Forum:

I/O and Streams

ZipInputStream problem

Greenhorn

Posts: 4

posted 15 years ago

Number of slices to send:

Optional 'thank-you' note:

Send

Dear all,

I'm encountering something I find very strange when dealing with ZipInputStream.

I compress several files into a zip and store its checksum. When the zip is read I control said checksum.

The thing is, depending which files I compress, on decompression sometimes the checksum does not match. I found the cause for this, but don't understand it.

I set up my input streams like so:

Then I just iterate though all zip entries and decompress them all. The thing is that sometimes the ZipInputStream will have no further entries to read, the available() method will return '0' (indicating EOF reached) but the underlying CheckedInputStream will still have some bytes that haven't been read!
At this point the input's checksum differs from the original, but if I just read these remaining bytes directly from the CheckedInputStream then the checksums do match.

To be clear on this: when I say 'sometimes' it's not that it's random. It somehow depends on which files I zip; the same files will always yield the same result. Furthermore, the extra bytes would seem to be of no use at all; all compressed files seem to be there on decompression without damage (though I still have to check this last statement more thoroughly).

I've been looking around, but found no answer so far and am at a loss on how to solve this.
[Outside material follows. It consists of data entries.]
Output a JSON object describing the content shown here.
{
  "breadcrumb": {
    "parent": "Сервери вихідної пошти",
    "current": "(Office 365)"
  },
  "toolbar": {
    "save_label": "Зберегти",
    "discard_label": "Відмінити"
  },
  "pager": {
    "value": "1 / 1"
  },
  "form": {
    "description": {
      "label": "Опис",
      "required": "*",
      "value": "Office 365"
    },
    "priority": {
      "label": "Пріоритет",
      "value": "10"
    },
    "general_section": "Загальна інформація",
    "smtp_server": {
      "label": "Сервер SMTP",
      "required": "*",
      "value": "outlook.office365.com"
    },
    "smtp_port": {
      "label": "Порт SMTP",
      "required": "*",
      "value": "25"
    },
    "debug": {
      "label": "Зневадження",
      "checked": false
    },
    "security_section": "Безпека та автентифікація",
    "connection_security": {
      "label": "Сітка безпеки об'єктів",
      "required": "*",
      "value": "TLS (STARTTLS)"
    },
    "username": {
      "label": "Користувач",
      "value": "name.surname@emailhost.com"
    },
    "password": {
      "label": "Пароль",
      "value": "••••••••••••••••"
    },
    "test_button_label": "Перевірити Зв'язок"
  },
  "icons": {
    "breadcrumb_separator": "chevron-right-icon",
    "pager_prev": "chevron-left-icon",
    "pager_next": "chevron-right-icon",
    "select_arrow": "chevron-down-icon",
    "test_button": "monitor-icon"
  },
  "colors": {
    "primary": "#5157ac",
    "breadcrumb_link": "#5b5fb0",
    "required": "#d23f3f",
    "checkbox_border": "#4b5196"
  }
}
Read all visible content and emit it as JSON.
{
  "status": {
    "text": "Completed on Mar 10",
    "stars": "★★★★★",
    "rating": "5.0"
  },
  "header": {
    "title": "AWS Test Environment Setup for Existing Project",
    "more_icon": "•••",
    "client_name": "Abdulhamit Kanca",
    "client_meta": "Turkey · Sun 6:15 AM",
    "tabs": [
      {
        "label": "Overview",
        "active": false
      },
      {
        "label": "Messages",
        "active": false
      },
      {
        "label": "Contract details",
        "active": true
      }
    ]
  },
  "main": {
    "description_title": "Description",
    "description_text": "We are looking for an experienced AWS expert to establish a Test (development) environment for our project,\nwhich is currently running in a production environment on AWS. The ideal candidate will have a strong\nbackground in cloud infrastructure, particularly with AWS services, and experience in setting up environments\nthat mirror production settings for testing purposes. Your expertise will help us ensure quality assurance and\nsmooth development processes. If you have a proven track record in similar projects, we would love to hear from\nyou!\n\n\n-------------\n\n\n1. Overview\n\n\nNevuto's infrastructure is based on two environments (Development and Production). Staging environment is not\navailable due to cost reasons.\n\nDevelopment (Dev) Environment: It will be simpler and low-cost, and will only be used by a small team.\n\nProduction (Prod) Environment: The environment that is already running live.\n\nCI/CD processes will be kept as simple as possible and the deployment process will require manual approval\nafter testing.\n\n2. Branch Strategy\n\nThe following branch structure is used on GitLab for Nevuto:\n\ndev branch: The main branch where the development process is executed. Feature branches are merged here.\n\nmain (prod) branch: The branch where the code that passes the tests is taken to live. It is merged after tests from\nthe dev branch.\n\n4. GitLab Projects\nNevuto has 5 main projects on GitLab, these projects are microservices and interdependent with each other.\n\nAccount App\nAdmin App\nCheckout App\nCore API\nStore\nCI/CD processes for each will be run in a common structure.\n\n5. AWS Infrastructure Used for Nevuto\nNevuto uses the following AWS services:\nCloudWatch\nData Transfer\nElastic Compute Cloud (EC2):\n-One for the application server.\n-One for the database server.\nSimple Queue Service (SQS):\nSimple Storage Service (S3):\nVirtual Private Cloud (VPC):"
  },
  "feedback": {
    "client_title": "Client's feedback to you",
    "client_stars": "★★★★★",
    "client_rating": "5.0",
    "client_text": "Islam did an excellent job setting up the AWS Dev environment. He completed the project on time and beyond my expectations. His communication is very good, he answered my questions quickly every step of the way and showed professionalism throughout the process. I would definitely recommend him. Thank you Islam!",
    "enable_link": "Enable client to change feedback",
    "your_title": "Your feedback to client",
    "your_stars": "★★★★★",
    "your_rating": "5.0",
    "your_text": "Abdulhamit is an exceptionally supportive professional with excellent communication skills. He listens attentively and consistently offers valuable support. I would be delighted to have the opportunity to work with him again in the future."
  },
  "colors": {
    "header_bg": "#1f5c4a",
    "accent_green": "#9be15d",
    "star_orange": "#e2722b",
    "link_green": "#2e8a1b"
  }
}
Any info/tips/suggestions would be highly appreciated.
Many thanks already for taking the time to read this.

Best regards.
[ August 20, 2008: Message edited by: everton landio ]

Nitesh Kant

Bartender

Posts: 1638

I like...

posted 15 years ago

Number of slices to send:

Optional 'thank-you' note:

Send

everton:
The thing is that sometimes the ZipInputStream will have no further entries to read, the available() method will return '0' (indicating EOF reached) but the underlying CheckedInputStream will still have some bytes that haven't been read!

I think you need to read this article: AvailableDoesntDoWhatYouThinkItDoes

This is how i extract a Jar file. Zip will be on the same lines.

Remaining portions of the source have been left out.